You huffed out a breath and rose to your feet, “come, the supper table must be nearly set now.”
She took your hand without complaint and began to lead the way out the sept.
You walked the gardens slowly, taking in the beauty of the place, the flowers and the fruit trees.
Daenora had slipped from yours and she dashed ahead to the reflective pool, bracing her hands on the edge and staring at the fish darting from one side to the other.
“We should name them all,” she suggested in half-jest when you came to stand beside her.
You braced yourself over the pool as well and looked in. The carp were large and fast. They moved easily through the roots of the lily flowers and occasionally surfaced.
You had been so caught up tracing the movement of the fish that you had not noticed the figure moving behind you two. You only turned when Daenora gripped your hand and pressed herself against your arm.
The man stood some feet away only looking at you two, lips parted as if the words refused to leave him. He was in a disarray, his hair looked as if it had been pulled out of its tie. His doublet had been loosened at the collar and the linen shirt beneath it stained red with what you presumed was wine.

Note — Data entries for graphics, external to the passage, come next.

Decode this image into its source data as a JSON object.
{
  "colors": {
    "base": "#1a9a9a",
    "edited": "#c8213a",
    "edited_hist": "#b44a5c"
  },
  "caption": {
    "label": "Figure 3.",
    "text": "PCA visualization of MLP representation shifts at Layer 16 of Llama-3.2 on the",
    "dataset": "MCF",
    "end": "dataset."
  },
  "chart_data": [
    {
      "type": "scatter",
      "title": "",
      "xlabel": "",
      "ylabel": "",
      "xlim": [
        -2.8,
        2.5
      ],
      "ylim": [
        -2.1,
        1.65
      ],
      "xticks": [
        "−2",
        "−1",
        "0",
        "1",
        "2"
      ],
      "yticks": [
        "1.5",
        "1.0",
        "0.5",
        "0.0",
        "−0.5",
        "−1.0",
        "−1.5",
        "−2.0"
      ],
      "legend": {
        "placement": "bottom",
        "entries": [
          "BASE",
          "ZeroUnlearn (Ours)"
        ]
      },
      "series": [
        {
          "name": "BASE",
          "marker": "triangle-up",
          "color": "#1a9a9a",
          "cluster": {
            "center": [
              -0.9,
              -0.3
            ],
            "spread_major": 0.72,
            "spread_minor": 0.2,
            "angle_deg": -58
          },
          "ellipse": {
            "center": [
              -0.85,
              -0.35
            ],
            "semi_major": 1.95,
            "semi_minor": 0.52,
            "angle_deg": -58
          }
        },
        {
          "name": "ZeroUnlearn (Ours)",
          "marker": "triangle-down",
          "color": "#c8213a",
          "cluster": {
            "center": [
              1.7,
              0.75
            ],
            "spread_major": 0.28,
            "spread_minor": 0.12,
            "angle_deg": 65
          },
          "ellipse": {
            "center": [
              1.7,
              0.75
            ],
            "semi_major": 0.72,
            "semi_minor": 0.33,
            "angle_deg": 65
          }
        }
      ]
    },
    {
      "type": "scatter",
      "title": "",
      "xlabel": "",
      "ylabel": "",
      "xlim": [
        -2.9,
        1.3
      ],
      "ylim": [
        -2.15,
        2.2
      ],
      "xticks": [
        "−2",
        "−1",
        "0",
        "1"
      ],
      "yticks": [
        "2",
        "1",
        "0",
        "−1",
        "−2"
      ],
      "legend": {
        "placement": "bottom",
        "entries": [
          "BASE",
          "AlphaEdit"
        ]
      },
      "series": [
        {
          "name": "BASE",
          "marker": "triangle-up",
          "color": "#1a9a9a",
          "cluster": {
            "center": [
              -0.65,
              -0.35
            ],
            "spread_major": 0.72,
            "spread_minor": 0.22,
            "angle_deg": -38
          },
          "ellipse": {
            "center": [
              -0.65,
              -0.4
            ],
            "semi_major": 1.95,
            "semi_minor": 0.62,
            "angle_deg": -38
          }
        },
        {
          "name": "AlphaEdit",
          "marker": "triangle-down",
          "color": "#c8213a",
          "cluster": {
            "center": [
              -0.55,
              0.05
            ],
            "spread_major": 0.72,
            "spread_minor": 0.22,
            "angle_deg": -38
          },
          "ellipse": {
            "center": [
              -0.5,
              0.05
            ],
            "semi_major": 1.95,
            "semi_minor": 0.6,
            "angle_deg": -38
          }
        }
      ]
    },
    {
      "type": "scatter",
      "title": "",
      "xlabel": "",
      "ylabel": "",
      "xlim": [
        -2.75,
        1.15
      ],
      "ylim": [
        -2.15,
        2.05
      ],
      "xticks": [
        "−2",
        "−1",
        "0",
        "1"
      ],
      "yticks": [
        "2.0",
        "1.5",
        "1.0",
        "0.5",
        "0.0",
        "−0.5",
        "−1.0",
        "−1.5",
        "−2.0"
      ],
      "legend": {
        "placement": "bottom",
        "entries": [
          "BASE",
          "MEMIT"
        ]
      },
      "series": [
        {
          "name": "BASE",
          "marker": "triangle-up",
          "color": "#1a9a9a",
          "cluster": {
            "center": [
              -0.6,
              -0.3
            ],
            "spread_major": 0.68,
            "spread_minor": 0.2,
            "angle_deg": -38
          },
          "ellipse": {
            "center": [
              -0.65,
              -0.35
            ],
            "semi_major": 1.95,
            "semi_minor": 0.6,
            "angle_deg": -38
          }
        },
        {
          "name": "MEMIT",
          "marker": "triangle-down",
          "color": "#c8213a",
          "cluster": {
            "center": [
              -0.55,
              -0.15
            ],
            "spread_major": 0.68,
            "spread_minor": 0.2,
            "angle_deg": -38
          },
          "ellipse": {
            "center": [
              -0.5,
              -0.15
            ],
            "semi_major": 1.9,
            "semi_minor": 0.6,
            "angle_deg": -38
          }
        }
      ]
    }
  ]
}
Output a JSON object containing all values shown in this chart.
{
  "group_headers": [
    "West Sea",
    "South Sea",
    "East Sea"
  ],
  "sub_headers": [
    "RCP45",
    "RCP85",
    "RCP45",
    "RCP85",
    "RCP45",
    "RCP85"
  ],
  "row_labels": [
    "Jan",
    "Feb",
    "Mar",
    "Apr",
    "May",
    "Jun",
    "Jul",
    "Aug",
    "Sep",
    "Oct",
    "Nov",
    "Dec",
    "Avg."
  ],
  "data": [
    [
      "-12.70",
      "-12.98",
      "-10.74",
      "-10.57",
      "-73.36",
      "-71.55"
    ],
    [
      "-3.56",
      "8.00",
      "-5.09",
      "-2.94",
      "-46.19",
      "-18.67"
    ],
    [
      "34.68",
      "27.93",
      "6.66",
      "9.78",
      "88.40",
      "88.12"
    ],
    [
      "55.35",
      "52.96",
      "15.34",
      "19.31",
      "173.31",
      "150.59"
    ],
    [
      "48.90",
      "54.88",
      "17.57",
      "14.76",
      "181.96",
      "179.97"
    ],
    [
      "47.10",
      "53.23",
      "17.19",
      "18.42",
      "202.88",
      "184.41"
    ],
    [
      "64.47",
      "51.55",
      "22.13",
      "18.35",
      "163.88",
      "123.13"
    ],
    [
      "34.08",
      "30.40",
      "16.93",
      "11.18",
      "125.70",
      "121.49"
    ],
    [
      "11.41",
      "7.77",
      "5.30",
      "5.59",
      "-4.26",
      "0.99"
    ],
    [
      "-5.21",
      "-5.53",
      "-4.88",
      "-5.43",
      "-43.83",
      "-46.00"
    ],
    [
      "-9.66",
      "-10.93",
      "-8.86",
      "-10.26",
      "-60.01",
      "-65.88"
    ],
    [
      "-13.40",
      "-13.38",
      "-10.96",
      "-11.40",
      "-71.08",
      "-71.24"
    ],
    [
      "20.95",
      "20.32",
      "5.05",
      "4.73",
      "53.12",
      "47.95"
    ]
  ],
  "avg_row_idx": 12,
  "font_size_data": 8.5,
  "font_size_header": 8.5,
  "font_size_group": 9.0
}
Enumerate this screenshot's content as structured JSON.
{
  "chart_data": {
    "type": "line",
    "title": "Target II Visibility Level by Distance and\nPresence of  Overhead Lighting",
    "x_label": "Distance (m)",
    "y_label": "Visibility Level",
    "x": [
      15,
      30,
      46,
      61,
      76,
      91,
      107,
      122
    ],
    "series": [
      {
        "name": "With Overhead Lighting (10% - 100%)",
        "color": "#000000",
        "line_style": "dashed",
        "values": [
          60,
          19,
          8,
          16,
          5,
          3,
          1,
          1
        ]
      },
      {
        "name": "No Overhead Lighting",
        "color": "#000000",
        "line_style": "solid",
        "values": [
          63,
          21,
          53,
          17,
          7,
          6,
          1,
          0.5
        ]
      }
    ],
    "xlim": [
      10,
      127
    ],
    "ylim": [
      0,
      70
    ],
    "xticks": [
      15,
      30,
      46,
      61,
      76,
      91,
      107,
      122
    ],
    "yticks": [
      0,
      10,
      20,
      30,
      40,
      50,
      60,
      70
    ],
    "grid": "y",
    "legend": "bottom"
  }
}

You could not say who this was upon first glance. But the dragon head stitched to his collar marked him as a Targaryen man, and only one prince was famed for being in this state perpetually.
The drunk one, you remembered Daenora’s words.
“Ser–” he interrupted you before you could say more.
“We’ve met before,” he said softly, just loud enough for the words to carry over to you.
Your brows furrowed and Daenora clutched you tighter. “I do not recall, Your Grace.” It was true, the only time he had been in the capital had been when Maekar had been crowned. You were away with Daenora in Oldtown to celebrate Maiden’s Day festivities.
“You were here, walking these gardens,” he looked around as if recalling this imagined meeting. “You were wearing a storm with the Seven dragging from your waist and you were drowning them in this same pool.” His eyes were red rimmed and feverish and he took a few steps forward, perhaps willing you to remember you had been here before.
But that had never happened.
“I have been waiting for you,” he shook his head, hair falling into his eyes. “I dreamed of you,” he said helplessly.
And a bird called out from some unseen branch, a terrible sound to your ears.
Thank you for reading!!
Also there's no descriptions for Summerhall before the fire, so I'm basing it loosely on Partal Palace in Spain.